Macht eine zu häufige Anwendung von Nagelöl die natürlichen Fingernägel zu weich?
Die kurze Antwort lautet: Nein, im Gegenteil. Eine häufige Anwendung von Nagelöl macht die Nägel nicht "zu weich" im negativen Sinne, sondern hält sie elastisch und widerstandsfähig.

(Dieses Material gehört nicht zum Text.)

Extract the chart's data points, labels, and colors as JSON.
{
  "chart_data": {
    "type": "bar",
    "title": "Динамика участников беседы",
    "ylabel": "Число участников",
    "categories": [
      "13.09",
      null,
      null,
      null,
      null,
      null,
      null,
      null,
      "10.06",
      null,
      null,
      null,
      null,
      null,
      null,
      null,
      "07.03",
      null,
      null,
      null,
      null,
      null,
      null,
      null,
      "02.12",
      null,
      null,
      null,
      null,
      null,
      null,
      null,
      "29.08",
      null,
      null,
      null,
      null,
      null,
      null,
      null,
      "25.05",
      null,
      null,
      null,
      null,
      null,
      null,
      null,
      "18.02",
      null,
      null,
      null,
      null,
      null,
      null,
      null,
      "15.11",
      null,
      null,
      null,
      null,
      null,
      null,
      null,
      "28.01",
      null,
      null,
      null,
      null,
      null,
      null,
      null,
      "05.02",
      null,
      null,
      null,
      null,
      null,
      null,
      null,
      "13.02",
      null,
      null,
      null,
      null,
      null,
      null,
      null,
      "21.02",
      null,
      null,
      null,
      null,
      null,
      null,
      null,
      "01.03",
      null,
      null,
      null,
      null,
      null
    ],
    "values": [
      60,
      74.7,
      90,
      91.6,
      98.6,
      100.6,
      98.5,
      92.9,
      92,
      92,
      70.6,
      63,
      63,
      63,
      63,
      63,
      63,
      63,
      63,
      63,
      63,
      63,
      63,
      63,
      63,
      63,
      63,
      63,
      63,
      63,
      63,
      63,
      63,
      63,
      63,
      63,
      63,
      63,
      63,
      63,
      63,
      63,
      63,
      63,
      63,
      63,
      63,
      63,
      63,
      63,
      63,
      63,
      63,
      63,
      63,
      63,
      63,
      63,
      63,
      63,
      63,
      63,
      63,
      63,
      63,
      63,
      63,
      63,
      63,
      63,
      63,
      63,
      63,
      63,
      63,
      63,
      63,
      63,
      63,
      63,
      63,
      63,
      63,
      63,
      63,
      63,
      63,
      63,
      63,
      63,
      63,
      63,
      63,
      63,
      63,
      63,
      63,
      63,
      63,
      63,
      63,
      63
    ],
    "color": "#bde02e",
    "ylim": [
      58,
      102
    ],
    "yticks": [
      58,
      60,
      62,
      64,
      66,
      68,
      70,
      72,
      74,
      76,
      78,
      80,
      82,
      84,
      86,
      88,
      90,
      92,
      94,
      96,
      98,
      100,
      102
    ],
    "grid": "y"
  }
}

Hier ist die genauere Erklärung, warum Nagelöl wichtig ist und was den Unterschied zwischen "weich" und "elastisch" ausmacht:
1. Flexibilität vs. Weichheit
Ein gesunder Nagel braucht eine ausgewogene Mischung aus Härte (durch Keratin) und Flexibilität (durch Feuchtigkeit und Fette).
- Ohne Öl: Der Nagel wird trocken, spröde und hart. Wenn man dann irgendwo anstößt, splittert oder bricht er sofort, weil er keine Spannung abfangen kann.
- Mit Öl: Das Öl dringt in die Zwischenräume der Hornschichten ein und wirkt wie ein "Zement", der sie zusammenhält, aber gleichzeitig beweglich macht. Der Nagel wird also flexibel. Er biegt sich bei Belastung eher, anstatt zu brechen.
2. Öl schützt vor Wasser (dem eigentlichen Übeltäter)
Was Nägel tatsächlich zu weich und instabil macht, ist zu viel Wasser. Wenn Nägel lange im Wasser sind (beim Abwaschen, Baden etc.), quellen die Hornschichten auf. Das Wasser verdrängt die natürlichen Fette. Trocknet der Nagel danach, ziehen sich die Schichten ruckartig zusammen, was zu Rissen und Spliss führt. Nagelöl bildet eine Schutzbarriere, die verhindert, dass zu viel Wasser in den Nagel eindringt.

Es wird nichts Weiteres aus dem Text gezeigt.